Ten years later, while in Colorado for a summer vacation, we decided to look at some property. We wanted to do some homework on what had by then become a vision of everyone in our family. We went to several open houses and absorbed a lot of information. The Colorado resort areas were in the middle of a serious property recession in the mid '80s, which gave us all the more desire to check out opportunities. 

Our eyes were bigger than our pocketbook. We couldn't afford our vision in 1985, but the family knew we had a Colorado destiny. We were preparing. 

It was during this trip that we first visited a new Summit County development called Summerwood. It was both beautiful and expensive—far too expensive for the Byrne family. We put Summerwood into the fantasy column. Maybe someday. 

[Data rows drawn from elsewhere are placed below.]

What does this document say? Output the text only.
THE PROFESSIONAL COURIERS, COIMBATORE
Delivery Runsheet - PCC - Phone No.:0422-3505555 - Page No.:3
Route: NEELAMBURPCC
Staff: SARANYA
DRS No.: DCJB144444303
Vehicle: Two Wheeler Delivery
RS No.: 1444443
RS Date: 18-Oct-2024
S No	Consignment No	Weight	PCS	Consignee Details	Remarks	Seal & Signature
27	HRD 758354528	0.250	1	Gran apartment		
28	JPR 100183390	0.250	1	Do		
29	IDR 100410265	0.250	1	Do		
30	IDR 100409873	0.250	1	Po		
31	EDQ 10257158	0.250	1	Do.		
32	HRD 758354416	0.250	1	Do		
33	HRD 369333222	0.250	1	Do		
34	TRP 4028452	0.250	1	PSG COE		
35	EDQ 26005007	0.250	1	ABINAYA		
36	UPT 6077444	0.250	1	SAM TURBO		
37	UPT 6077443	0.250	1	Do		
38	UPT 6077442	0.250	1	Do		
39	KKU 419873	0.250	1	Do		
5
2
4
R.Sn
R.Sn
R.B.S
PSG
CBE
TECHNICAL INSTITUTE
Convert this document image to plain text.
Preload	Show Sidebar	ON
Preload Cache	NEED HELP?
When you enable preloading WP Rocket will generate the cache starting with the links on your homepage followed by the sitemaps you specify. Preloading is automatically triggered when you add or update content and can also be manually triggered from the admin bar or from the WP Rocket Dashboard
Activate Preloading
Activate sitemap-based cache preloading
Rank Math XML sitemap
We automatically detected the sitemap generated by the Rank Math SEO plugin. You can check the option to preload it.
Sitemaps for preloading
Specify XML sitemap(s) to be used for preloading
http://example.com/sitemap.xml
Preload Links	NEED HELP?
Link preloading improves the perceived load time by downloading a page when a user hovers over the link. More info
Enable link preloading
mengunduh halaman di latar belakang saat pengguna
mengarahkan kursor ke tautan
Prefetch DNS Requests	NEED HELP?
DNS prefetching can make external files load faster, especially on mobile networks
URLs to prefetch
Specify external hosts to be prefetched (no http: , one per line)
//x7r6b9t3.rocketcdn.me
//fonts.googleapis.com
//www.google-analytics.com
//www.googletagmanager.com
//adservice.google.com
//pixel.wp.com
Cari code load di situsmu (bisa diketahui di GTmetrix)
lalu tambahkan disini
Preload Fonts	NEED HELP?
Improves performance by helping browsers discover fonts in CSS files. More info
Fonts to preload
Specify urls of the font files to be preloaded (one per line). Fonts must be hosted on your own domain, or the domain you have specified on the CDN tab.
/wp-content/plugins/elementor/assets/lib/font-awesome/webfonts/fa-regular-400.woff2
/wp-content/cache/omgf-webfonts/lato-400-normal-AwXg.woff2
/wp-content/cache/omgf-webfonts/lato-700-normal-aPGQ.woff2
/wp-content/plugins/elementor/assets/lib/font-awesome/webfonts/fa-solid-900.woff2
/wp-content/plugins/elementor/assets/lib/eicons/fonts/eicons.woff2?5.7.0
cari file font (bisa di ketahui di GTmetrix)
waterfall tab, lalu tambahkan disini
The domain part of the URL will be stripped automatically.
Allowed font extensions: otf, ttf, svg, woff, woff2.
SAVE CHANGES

Six months later, following a day's skiing, we visited an open house at a new development called Watch Hill. It had an inviting, panoramic mountain view, one of our priorities. Again, we couldn't justify spending what they were asking, but we liked what we saw. 

The Watch Hill unit we first looked at in February, 1986, was still new and unoccupied a year later. The price had come down, but not enough for our budget. We once again left Colorado with nothing but our vision of Watch Hill and our fantasy of Summerwood. We were sure the Watch Hill unit would sell before we were ready. 

We returned to Colorado again in August, 1987, for a brief vacation. We decided to rent a condo at the Watch Hill development we first saw 18 months earlier. On a whim, just a couple of days before going home, we decided to see if the corner unit we had looked at and liked was still for sale. We found it was—and at a substantially reduced price. 

The price change was so dramatic we couldn't pass it up. We bought our small condo at Watch Hill for a full 40 percent less than the price only 18 months earlier. While thoroughly enjoying our new mountain home at Watch Hill, we continued to play out our fantasy by returning every year or so to monitor the activities at Summerwood. 

The Byrne foursome visited Summerwood again in July, 1990, "just driving through." To our surprise, we saw an open house sign, so we walked in. We quickly got reacquainted with realtor Eddie O'Brien, who greeted us with "year after year after year." Eddie obviously remembered the Byrne family. He gave us a quick update. 

The property, sitting on a ridge 300 feet above Lake Dillon, was almost sold out. God wasn't going to make more of it. Our motivation was high. It looked like a now or never situation. We stretched our minds and our pocketbook. Before the day was over our fantasy came true. The wondrous view I had literally dreamed of over the past five years now belonged to my family. 

That evening Jason, Jenny, Lynne, and I sat down to discuss what makes dreams come true and how twice in three years we were at the right place at the right time. We concluded we had done our homework and had gathered substantial market knowledge. We also concluded that opportunity most often visits the prepared mind. 

I used to think everything I heard about imagery, visualization, and dreams coming true was a bunch of baloney. In recent years, however, my personal experience has proven I don't attain goals I don't have, and I don't fulfill dreams I don't dream. Our Colorado home is a testament to the value of dreaming the improbable dream. 

Our future will be as bright as we visualize it to be, or as dull as no vision at all. Good things really don't just happen. What we achieve is limited only by what we are able to visualize. We've got to see it before we can have it.